Magnonic spectrum of a metallic altermagnet: CrSb

In the same way that a photon can be seen as the quasiparticle that carries the energy of an electromagnetic wave, magnons are quasiparticles that propagate the energy of a spin wave. Spin waves are low-energy excitations that arise from the correlated motion of electron-hole pairs with opposite spins. Theoretically, they can be studied within many-body perturbation theory and the spin-wave spectrum, or “magnonic spectrum” (energy vs. momentum), can be calculated from first-principles.
Recently, a new class of magnetic order has been discovered that is distinct from ferromagnetism and antiferromagnetism. This new phase has been termed “altermagnetism”. Altermagnets show compensated magnetic order, like antiferromagnets, but also a novel spin-polarization alternating in momentum space. Altermagnets thus exhibit properties characteristic of ferromagnets and antiferromagnets, but also new unique properties. These properties make these materials very attractive in fields like spintronics, multiferroics, magnonics, topological matter, or superconductivity. 

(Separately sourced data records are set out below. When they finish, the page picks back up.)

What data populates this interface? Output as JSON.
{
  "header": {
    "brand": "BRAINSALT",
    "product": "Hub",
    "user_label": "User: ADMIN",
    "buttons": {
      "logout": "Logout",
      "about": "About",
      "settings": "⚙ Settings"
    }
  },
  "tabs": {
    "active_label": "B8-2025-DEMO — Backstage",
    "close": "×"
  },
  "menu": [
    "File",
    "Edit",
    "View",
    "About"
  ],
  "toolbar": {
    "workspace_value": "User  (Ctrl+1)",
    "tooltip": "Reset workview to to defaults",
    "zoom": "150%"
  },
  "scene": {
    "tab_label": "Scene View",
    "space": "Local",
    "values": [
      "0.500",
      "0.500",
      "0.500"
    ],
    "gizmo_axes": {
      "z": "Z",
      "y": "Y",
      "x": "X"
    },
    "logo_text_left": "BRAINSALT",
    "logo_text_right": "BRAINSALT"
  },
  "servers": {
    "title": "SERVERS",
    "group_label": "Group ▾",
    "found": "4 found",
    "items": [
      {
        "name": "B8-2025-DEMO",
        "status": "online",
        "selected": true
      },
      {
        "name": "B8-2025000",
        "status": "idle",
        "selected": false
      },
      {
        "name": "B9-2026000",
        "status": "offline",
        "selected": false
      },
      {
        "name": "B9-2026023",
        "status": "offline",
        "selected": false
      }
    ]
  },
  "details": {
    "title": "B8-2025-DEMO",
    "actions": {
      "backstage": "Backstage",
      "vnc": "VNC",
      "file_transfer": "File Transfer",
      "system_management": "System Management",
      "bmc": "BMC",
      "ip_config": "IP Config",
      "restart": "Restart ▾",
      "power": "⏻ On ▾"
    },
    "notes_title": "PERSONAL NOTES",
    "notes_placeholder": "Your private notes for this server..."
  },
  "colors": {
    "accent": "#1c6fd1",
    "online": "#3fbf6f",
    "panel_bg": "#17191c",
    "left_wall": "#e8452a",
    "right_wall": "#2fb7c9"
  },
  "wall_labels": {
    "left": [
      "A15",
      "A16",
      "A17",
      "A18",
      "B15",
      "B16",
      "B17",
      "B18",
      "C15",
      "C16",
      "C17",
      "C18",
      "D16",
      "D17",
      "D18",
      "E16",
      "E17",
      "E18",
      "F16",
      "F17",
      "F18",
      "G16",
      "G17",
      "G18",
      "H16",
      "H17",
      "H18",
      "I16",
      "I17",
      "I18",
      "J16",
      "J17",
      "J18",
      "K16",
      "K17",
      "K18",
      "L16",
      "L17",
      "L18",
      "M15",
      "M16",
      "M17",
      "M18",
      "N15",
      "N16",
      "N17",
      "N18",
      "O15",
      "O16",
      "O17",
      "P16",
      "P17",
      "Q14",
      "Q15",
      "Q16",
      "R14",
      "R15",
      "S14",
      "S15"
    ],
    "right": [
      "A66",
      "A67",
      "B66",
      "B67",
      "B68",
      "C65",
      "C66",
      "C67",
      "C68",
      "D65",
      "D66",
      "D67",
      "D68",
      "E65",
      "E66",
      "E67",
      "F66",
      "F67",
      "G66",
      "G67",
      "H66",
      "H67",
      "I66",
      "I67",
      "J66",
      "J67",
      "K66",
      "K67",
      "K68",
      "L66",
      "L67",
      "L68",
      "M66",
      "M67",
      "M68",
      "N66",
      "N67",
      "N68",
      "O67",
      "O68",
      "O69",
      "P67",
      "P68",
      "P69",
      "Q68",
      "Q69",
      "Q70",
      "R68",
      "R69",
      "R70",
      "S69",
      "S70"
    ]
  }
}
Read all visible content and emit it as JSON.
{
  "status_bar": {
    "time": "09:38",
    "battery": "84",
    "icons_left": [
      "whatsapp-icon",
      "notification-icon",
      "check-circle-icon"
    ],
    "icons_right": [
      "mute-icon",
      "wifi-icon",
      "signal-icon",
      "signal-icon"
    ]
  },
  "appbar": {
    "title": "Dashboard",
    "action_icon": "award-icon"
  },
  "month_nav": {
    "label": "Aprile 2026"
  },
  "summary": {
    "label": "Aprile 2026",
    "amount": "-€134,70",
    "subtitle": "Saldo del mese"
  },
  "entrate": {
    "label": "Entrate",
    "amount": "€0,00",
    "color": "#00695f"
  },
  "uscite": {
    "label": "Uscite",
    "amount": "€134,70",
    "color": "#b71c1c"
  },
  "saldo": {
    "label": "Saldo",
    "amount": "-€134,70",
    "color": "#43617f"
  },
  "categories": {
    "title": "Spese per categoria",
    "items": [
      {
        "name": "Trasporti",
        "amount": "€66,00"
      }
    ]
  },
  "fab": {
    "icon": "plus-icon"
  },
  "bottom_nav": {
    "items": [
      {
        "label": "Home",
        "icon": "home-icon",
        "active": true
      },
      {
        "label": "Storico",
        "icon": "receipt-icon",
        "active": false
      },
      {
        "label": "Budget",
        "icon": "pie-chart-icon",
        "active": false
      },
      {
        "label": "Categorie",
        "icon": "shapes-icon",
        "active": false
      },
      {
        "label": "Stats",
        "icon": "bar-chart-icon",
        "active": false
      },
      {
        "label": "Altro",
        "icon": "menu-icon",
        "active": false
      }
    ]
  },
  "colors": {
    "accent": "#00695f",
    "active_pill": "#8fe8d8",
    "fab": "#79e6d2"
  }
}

It is known that the magnonic spectrum of ferromagnets and antiferromagnets look different. But what does the magnonic spectrum of an altermagnet look like? In this project, you can answer this and other questions related to magnons in altermagnets by performing calculations of the magnonic spectrum of the altermagnet CrSb, using a Bethe-Salpeter equation for the magnetic response, as implemented in the code SPEX ( 
The group Ab Initio Quantum Materials (AIQM) is part of the Condensed Matter Theory group at the Institute of Physics (IoP) of the UvA. The research will be embedded in a stimulating international environment, and it will involve various local and international collaborations including experimental groups at the IoP and the developers of the codes from Forschungszentrum Juelich, Germany. This project is for you if you are interested in numerical simulations, condensed matter theory, functional materials, and you have a solid background on electromagnetism and quantum mechanics.